As it turns out, no. The typical unskewing embodied by this man on twitter made polls worse than a replacement-level polling model. The tweet below contains some statistics showing that the absolute errors in predicted vote share were about 46% worse in the unskewed data than in a mixture of the raw polls and a reasonable benchmark in each state (that benchmark is equal to the states’ partisan leans in the last two elections, plus the predicted national vote this time).
But this unskew-er does have a point. Although his predictions were further “spread out” around the actual results of the 2016 elections (that’s what the second column above shows), their average raw error was closer to the result—and by a rather large amount. So, should we believe him?
I think not. I think we should glean from the second column of error above that this method is fraught with inconsistencies—even when it works, it makes the average state more off of the result of the election in absolute terms than just using the polls alone.
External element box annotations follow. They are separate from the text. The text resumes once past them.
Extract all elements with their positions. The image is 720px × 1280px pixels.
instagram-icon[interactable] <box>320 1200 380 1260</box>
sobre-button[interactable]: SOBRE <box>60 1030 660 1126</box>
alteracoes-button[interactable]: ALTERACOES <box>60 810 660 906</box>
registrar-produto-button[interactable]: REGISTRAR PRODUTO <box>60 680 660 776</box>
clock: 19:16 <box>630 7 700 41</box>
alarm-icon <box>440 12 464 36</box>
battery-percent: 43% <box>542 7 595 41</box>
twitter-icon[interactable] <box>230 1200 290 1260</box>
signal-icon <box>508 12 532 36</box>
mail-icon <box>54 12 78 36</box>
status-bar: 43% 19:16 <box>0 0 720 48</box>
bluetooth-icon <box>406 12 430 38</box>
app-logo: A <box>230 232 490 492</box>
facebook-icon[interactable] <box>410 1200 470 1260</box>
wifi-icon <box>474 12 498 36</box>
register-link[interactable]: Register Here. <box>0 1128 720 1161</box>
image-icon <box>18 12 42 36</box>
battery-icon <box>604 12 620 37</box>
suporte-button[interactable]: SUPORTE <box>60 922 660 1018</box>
When data scientists see such differences between the mean and root-mean-square error of a forecast, we usually conclude that it just got lucky one time and woudln’t the next.
And along those lines, it is worth noting that the same technique did not work in 2012 when polls underestimated Barack Obama. And I don’t think it’s a coincidence that the people doing these exercises are typically right-leaning. They tend to dismiss the polls that show Democrats ahead and embrace the ones that don’t. So unless you have evidence that Trump will beat expectations again in 2016, I think the unskewing will introduce more error in the models than not.
I am open, however, to better, more flexible methods of unskewing the polls. If you’re using reliable baseline that is allowed to change over time or with new data, that’s better than making assumptions about the “true” partisan composition of the electorate that just so happens to align with your ideological goals.